How to rectify "time lost " by pendulum clock by alteration in its length?

Question

question:

If a clock loses $5$ seconds per day ,what is the alteration required in the length of pendulum in order that the clock keeps correct time

$(a)\dfrac{4}{86400} $times its original length be shortened

$(b)\dfrac{1}{86400}$ times its original length be shortened

$(c)\dfrac{1}{8640}$ times its original length be shortened

$(d)\dfrac{4}{8640} $times its original length be shortened

my attempt:

there are $86400$ seconds in a day

but clock is slow so it only counts $86395$ seconds

so, the factor by which clock is slow is $\dfrac{86395}{86400}=0.99994212$

so, new pendulum's length should be $\left(\dfrac{86395}{86400}\right)^2\times$(original length)

but none of the options are matching my answer

please tell me right approach to solve this problem

thank you!

Answer 1

$$1-\left(\dfrac{86395}{86400}\right)^2 = 1-\left(1-\dfrac{5}{86400}\right)^2 = 1-\left(1-\dfrac{10}{86400}+\dfrac{5^2}{86400^2}\right) = \dfrac{1}{8640}-\dfrac{1}{298598400}$$ which suggests to me that you might be expected to give answer $(b)$

Answer 2

I think none of the answers are right.

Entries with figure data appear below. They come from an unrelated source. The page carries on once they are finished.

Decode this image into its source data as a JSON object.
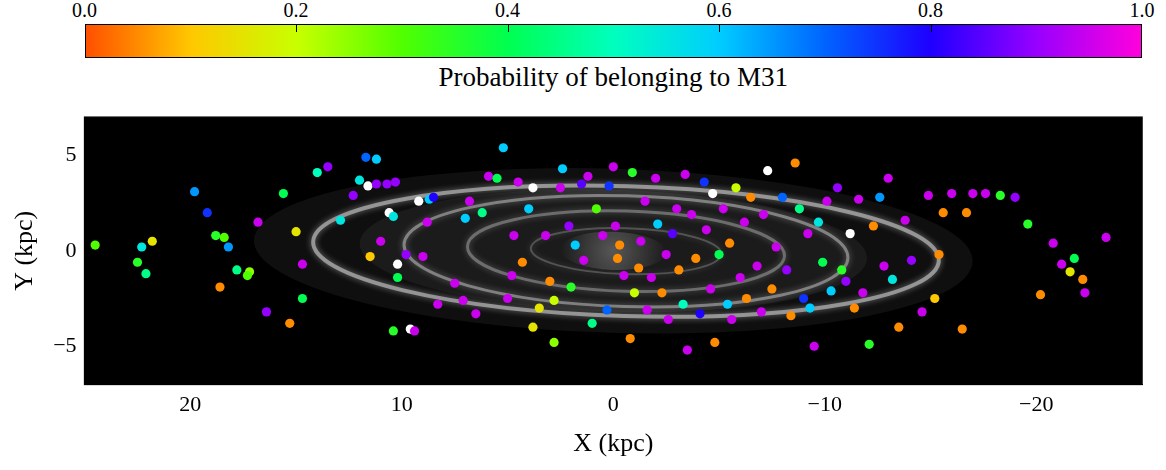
{
  "chart_data": {
    "type": "scatter",
    "x_label": "X (kpc)",
    "y_label": "Y (kpc)",
    "xlim": [
      25,
      -25
    ],
    "ylim": [
      -7,
      7
    ],
    "xticks": [
      20,
      10,
      0,
      {
        "value": -10,
        "label": "−10"
      },
      {
        "value": -20,
        "label": "−20"
      }
    ],
    "yticks": [
      {
        "value": -5,
        "label": "−5"
      },
      0,
      5
    ],
    "grid": false,
    "marker": "circle",
    "colorbar": {
      "label": "Probability of belonging to M31",
      "range": [
        0,
        1
      ],
      "ticks": [
        {
          "value": 0,
          "label": "0.0"
        },
        0.2,
        0.4,
        0.6,
        0.8,
        {
          "value": 1,
          "label": "1.0"
        }
      ]
    },
    "x": [
      24.5,
      22.5,
      22.3,
      22.1,
      21.8,
      19.8,
      19.2,
      18.8,
      18.4,
      18.2,
      18.6,
      17.8,
      17.2,
      17.3,
      16.8,
      16.4,
      15.6,
      15.3,
      15.0,
      14.7,
      14.7,
      14.0,
      13.5,
      12.9,
      12.3,
      12.0,
      11.7,
      11.2,
      11.6,
      11.2,
      10.7,
      10.3,
      10.6,
      10.4,
      10.2,
      10.4,
      9.6,
      9.4,
      9.2,
      8.7,
      8.5,
      8.3,
      11.5,
      11.0,
      10.2,
      9.8,
      9.0,
      8.8,
      7.5,
      7.1,
      7.0,
      6.8,
      6.5,
      6.2,
      5.9,
      5.5,
      5.2,
      5.0,
      4.8,
      4.7,
      4.5,
      4.3,
      4.0,
      3.8,
      3.8,
      3.5,
      3.2,
      3.0,
      2.8,
      2.8,
      2.5,
      2.4,
      2.1,
      2.0,
      1.8,
      1.5,
      1.4,
      1.2,
      1.0,
      0.8,
      0.5,
      0.3,
      0.2,
      0.0,
      -0.1,
      -0.2,
      -0.3,
      -0.5,
      -0.8,
      -0.9,
      -1.0,
      -1.2,
      -1.3,
      -1.5,
      -1.6,
      -1.8,
      -2.0,
      -2.1,
      -2.3,
      -2.5,
      -2.6,
      -2.8,
      -3.0,
      -3.1,
      -3.3,
      -3.4,
      -3.5,
      -3.7,
      -3.9,
      -4.1,
      -4.3,
      -4.4,
      -4.6,
      -4.7,
      -4.8,
      -5.0,
      -5.2,
      -5.4,
      -5.5,
      -5.6,
      -5.8,
      -6.0,
      -6.2,
      -6.3,
      -6.5,
      -6.8,
      -7.0,
      -7.1,
      -7.3,
      -7.5,
      -7.7,
      -8.0,
      -8.2,
      -8.4,
      -8.6,
      -8.8,
      -9.0,
      -9.2,
      -9.3,
      -9.5,
      -9.7,
      -9.9,
      -10.1,
      -10.3,
      -10.6,
      -10.8,
      -11.0,
      -11.2,
      -11.4,
      -11.6,
      -11.8,
      -12.1,
      -12.3,
      -12.6,
      -12.8,
      -13.0,
      -13.2,
      -13.5,
      -13.8,
      -14.1,
      -14.6,
      -14.9,
      -15.2,
      -15.4,
      -15.6,
      -16.0,
      -16.5,
      -17.0,
      -17.6,
      -18.3,
      -19.0,
      -19.6,
      -20.2,
      -20.8,
      -21.2,
      -21.6,
      -21.8,
      -22.2,
      -22.3,
      -23.3,
      -16.7
    ],
    "y": [
      0.3,
      -0.6,
      0.2,
      -1.2,
      0.5,
      3.1,
      2.0,
      0.8,
      0.7,
      0.2,
      -1.9,
      -1.0,
      -1.1,
      -1.3,
      1.5,
      -3.2,
      3.0,
      -3.8,
      1.0,
      -0.7,
      -2.5,
      4.1,
      4.4,
      1.6,
      2.9,
      3.7,
      4.9,
      4.8,
      3.4,
      3.5,
      3.5,
      3.6,
      2.0,
      1.8,
      -0.7,
      -4.2,
      -4.1,
      -4.2,
      2.6,
      2.7,
      2.8,
      -2.8,
      -0.3,
      0.5,
      -1.4,
      -0.2,
      -0.3,
      1.5,
      -1.7,
      -2.6,
      1.7,
      2.6,
      -3.3,
      2.0,
      3.9,
      3.8,
      5.4,
      -2.5,
      -1.3,
      0.8,
      3.6,
      -0.6,
      2.2,
      3.3,
      -4.0,
      -3.0,
      0.8,
      -1.6,
      -4.8,
      -2.6,
      3.3,
      4.3,
      1.3,
      -1.9,
      0.3,
      3.5,
      -0.5,
      3.9,
      -3.8,
      2.2,
      0.8,
      -3.1,
      3.4,
      4.4,
      1.3,
      -0.4,
      0.3,
      -1.3,
      -4.6,
      4.1,
      -2.2,
      -0.9,
      0.5,
      2.6,
      -3.1,
      -1.4,
      3.8,
      1.4,
      -2.2,
      -0.2,
      -3.6,
      0.9,
      2.2,
      -1.0,
      -2.8,
      4.0,
      -5.2,
      1.9,
      -0.4,
      -3.3,
      3.6,
      1.1,
      -2.0,
      3.0,
      -4.8,
      -0.2,
      2.2,
      -2.8,
      0.4,
      -3.6,
      3.3,
      -1.4,
      1.5,
      -2.5,
      2.8,
      -0.8,
      -3.2,
      1.9,
      4.2,
      -2.0,
      0.2,
      2.8,
      -1.0,
      -3.4,
      4.6,
      2.2,
      -2.5,
      0.9,
      -3.0,
      -5.0,
      1.5,
      -0.6,
      2.6,
      -2.1,
      3.3,
      -1.0,
      -1.6,
      0.9,
      -3.0,
      2.7,
      -2.2,
      -4.9,
      1.3,
      2.8,
      -0.8,
      3.8,
      -1.5,
      -4.0,
      1.6,
      -0.5,
      -3.2,
      2.9,
      -2.5,
      -0.2,
      2.0,
      3.0,
      -4.1,
      3.0,
      3.0,
      2.9,
      2.8,
      1.4,
      -2.3,
      0.4,
      -0.7,
      -1.1,
      -0.4,
      -1.5,
      -2.2,
      0.7,
      2.0
    ],
    "probability": [
      0.3,
      0.35,
      0.55,
      0.45,
      0.15,
      0.65,
      0.75,
      0.35,
      0.3,
      0.65,
      0.05,
      0.45,
      0.25,
      0.3,
      0.95,
      0.9,
      0.4,
      0.05,
      0.15,
      0.95,
      0.4,
      0.5,
      0.9,
      0.55,
      0.9,
      0.55,
      0.7,
      0.6,
      null,
      0.9,
      0.9,
      0.9,
      null,
      0.55,
      null,
      0.35,
      null,
      0.95,
      null,
      0.6,
      0.8,
      0.95,
      0.1,
      0.95,
      0.4,
      0.9,
      0.95,
      0.95,
      0.95,
      0.95,
      0.6,
      0.95,
      0.95,
      0.45,
      0.95,
      0.4,
      0.6,
      0.95,
      0.95,
      0.95,
      0.95,
      0.05,
      0.6,
      null,
      0.15,
      0.15,
      0.95,
      0.05,
      0.25,
      0.2,
      0.95,
      0.6,
      0.9,
      0.35,
      0.6,
      0.85,
      0.95,
      0.95,
      0.45,
      0.3,
      0.95,
      0.7,
      0.75,
      0.95,
      0.95,
      0.05,
      0.05,
      0.95,
      0.05,
      0.35,
      0.2,
      0.05,
      0.95,
      0.95,
      0.95,
      0.95,
      0.95,
      0.6,
      0.05,
      0.95,
      0.95,
      0.85,
      0.95,
      0.05,
      0.5,
      0.95,
      0.95,
      0.95,
      0.05,
      0.8,
      0.75,
      0.95,
      0.95,
      null,
      0.05,
      0.4,
      0.95,
      0.6,
      0.05,
      0.95,
      0.2,
      0.95,
      0.95,
      0.05,
      0.05,
      0.95,
      0.95,
      0.95,
      null,
      0.05,
      0.95,
      0.7,
      0.9,
      0.05,
      0.05,
      0.45,
      0.75,
      0.95,
      0.6,
      0.95,
      0.55,
      0.4,
      0.95,
      0.6,
      0.9,
      0.35,
      0.9,
      null,
      0.05,
      0.95,
      0.95,
      0.35,
      0.05,
      0.65,
      0.95,
      0.95,
      0.55,
      0.05,
      0.95,
      0.9,
      0.95,
      0.95,
      0.1,
      0.05,
      0.05,
      0.95,
      0.05,
      0.95,
      0.95,
      0.35,
      0.9,
      0.35,
      0.05,
      0.95,
      0.95,
      0.15,
      0.4,
      0.05,
      0.95,
      0.95,
      0.05
    ]
  }
}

Based on this description of pendulum motion, the period $T$ is related to length $L$ as $$T = 2\pi \sqrt{\frac{L}{g}}$$ Let $L_s$ be the length of the currently slow pendulum and $L$ the desired length of the pendulum. Since you want the difference as a ratio to apply to $L_s$, that is ${L}/{L_s}$, then set this up as a ratio on $T$: $$\frac{\sqrt{L}}{\sqrt{L_s}} = \frac{T}{T_s}$$Note that the $2\pi$ and $g$ terms divide out. Then,$$\\ \frac{{L}}{{L_s}} = \bigg(\frac{T}{T_s}\bigg)^2 = \bigg(\frac{86400}{86400+5}\bigg)^2$$I don't think any of those choices reduces to this.